Robert Redford and Nick Nolte are acting giants, with about century of experience between them and plenty of beloved films to their collective names.

Watching the old pros share screen time is an inherently pleasurable experience, if you can put aside worries about Nolte’s increasingly scratchy voice.

Even still, “A Walk in the Woods,” in which the actors play estranged friends reunited for a hike of the Appalachian Trail, proves a significant endurance test. The film is based on the travel book by Bill Bryson.

This is the third of the recent pictures about extended nature walks and it lacks even one-tenth of the drama in the Mia Wasikowska vehicle “Tracks,” which involved a march across the Australian desert, or “Wild,” in which Reese Witherspoon’s Cheryl Strayed tries to heal herself on a solitary journey on the Pacific Crest Trail.

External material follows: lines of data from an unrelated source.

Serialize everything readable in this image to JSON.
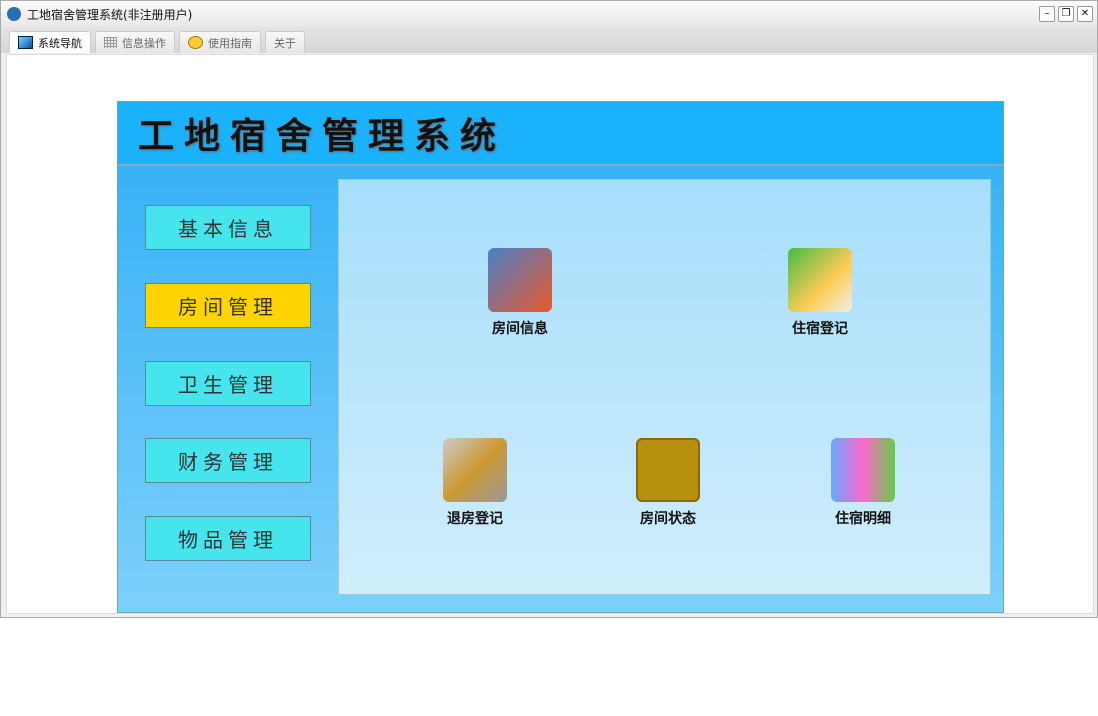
{
  "window": {
    "title": "工地宿舍管理系统(非注册用户)"
  },
  "tabs": [
    {
      "label": "系统导航"
    },
    {
      "label": "信息操作"
    },
    {
      "label": "使用指南"
    },
    {
      "label": "关于"
    }
  ],
  "app": {
    "title": "工地宿舍管理系统"
  },
  "nav": [
    {
      "label": "基本信息"
    },
    {
      "label": "房间管理"
    },
    {
      "label": "卫生管理"
    },
    {
      "label": "财务管理"
    },
    {
      "label": "物品管理"
    }
  ],
  "items": [
    {
      "label": "房间信息"
    },
    {
      "label": "住宿登记"
    },
    {
      "label": "退房登记"
    },
    {
      "label": "房间状态"
    },
    {
      "label": "住宿明细"
    }
  ]
}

Those movies evoked fully-realized internal lives that contextualized each character’s voluntary participation in these endurance tests. This one, directed by commercial Hollywood veteran Ken Kwapis (“The Sisterhood of the Traveling Pants”), strips the situation of its gravitas by transforming it into fodder for substandard sitcom-level buddy comedy fodder.

Bill Bryson (Redford) and Stephen Katz (Nolte) have quasi-humorous adventures along the path, including a run-in with fellow traveler Mary Ellen (the great Kristen Schaal, doing what she does) and there’s just enough time made for inane philosophizing.

Redford is his usual golden boy self and Nolte clearly relishes playing a lovable buffoon. Their constant presence is the saving grace here, retaining a level of interest in a screenplay that practically reverberates with sleepiness.

This is a fixed game, though, because the movie is boilerplate down to its essence.

Of course, it’s not a surprise that a film titled “A Walk in the Woods” is less than scintillating. That’s not too far off from “A Stroll on the Beach” or “A Journey Into the Subway,” in the realm of common everyday experiences.